The agent drives your actual Chrome. When it looks right, click Save. You get this:
import { test, expect } from '@playwright/test'
/**
* Steps:
* 1. Navigate to the login page
* 2. Fill in username and password
* 3. Click Sign in
* 4. Add two items to cart
* 5. Complete checkout
*
* Expected: Order confirmation page shows "Thank you"
*/
test('checkout flow', async ({ page }) => {
await page.goto('http://localhost:5173/')
await page.getByLabel('Username').fill('testuser')
await page.getByLabel('Password').fill('password123')
await page.getByRole('button', { name: 'Sign in' }).click()
// ...
await expect(page.getByText('Thank you')).toBeVisible()
})
No imports from Hover. No runtime dependency on anything I built. Run it with npx playwright test on a machine that's never heard of Hover.
That's the whole point. The agent authors the test. Then it's done. The artifact is yours.
Where it gets interesting: a 50-field form
The demo that convinced me this approach actually works is a realistic brokerage account registration form — ~50 fields, conditional reveals, multi-select chips, file upload, compliance acknowledgements.
The agent handled most of it unprompted. It did get stopped by three required radio groups the form's own validator caught. Hover surfaces a card explaining why it paused — the human flips those three radios and re-runs.

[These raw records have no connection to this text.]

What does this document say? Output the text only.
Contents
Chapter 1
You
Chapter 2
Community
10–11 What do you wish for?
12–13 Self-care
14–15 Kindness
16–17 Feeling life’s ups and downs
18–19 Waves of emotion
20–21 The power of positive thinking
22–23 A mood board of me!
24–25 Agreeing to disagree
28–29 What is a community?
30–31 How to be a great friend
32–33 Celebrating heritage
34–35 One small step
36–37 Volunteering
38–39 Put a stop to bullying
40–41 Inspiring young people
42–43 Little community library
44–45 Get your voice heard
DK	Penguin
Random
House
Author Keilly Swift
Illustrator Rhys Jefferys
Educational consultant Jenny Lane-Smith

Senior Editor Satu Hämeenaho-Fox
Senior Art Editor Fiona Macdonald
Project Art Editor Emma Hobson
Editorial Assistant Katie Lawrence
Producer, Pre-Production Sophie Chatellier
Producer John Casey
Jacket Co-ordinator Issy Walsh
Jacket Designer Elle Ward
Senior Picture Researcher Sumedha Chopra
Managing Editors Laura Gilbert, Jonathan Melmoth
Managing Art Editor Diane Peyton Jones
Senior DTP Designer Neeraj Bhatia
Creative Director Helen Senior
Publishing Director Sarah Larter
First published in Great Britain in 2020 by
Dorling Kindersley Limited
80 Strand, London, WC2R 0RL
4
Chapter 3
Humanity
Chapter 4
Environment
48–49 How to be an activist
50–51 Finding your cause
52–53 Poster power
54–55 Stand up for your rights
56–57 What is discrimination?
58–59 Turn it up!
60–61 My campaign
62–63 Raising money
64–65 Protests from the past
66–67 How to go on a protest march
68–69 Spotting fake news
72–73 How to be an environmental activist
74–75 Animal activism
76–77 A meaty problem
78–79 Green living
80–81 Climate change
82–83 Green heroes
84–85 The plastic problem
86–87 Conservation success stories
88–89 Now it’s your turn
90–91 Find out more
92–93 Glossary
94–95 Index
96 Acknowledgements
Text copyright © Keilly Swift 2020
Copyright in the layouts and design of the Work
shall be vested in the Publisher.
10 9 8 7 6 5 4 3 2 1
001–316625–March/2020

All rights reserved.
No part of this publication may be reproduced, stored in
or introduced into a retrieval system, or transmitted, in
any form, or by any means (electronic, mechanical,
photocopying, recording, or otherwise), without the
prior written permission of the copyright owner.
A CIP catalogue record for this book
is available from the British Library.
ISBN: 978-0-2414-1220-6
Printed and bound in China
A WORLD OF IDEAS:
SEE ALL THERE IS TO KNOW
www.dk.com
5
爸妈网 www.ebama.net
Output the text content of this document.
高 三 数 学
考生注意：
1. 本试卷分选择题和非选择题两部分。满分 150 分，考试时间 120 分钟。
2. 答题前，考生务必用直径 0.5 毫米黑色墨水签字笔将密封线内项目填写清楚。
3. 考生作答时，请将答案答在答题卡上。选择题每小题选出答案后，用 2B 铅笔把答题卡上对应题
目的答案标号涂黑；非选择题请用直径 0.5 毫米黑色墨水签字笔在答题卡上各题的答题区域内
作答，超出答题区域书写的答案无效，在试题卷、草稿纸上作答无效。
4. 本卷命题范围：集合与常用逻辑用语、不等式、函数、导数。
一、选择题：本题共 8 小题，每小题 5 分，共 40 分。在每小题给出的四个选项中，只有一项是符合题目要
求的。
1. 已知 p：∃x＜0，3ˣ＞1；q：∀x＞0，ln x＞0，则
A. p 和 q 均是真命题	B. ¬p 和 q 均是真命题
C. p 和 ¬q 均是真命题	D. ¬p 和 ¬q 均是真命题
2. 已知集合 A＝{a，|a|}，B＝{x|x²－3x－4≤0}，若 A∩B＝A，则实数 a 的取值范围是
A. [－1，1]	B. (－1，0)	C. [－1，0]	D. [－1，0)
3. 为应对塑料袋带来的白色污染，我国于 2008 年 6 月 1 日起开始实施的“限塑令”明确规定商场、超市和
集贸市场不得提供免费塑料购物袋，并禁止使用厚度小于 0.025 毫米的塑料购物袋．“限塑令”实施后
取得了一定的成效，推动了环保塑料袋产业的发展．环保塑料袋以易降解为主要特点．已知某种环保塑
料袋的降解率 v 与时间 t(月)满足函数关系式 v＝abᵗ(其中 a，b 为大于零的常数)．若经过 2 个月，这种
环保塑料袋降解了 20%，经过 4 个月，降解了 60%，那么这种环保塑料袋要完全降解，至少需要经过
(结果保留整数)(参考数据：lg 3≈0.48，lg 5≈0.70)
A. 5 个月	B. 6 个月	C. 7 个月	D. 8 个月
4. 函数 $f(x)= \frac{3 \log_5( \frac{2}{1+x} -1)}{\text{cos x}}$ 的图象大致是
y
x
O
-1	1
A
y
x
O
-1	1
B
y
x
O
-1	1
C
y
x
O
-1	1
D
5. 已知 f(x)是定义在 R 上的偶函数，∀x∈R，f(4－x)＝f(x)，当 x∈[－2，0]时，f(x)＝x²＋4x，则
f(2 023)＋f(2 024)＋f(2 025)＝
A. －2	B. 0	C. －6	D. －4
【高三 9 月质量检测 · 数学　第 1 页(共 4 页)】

I think that's actually the right split: agent handles what it can see and reason about, human handles the judgment calls.
One session, three outputs
When a session goes well, the Save dropdown gives you three options:
📜 Save as spec → __vibe_tests__/login-flow.spec.ts
Standard Playwright. Runs in CI. No agent required.
💾 Save as Skill → .claude/skills/login-flow/SKILL.md
Next time you say "execute login-flow" in the widget, it replays the same steps. Useful for skipping repetitive setup while building a different part of the app.
📋 Save as Jira case → __vibe_tests__/login-flow.case.csv
Xray-compatible CSV. Drag it into Jira, it becomes a real Manual Test issue — assignable, linkable to a story. No copy-pasting steps from a code editor into a ticket ever again.
What I'd do differently
The CDP setup is friction I haven't solved. You have to launch Chrome in debug mode manually before starting. It's one command, but it's one command people forget.
Same-origin navigation occasionally kills the widget mid-session. It auto-resumes on reload, but still annoying. This is the thing I most want to fix next.
The project is called Hover. Apache-2.0, works with any Vite app.
If you've run into the same frustration with AI-in-the-loop testing, I'd be curious whether this framing resonates — or whether I'm solving the wrong problem entirely.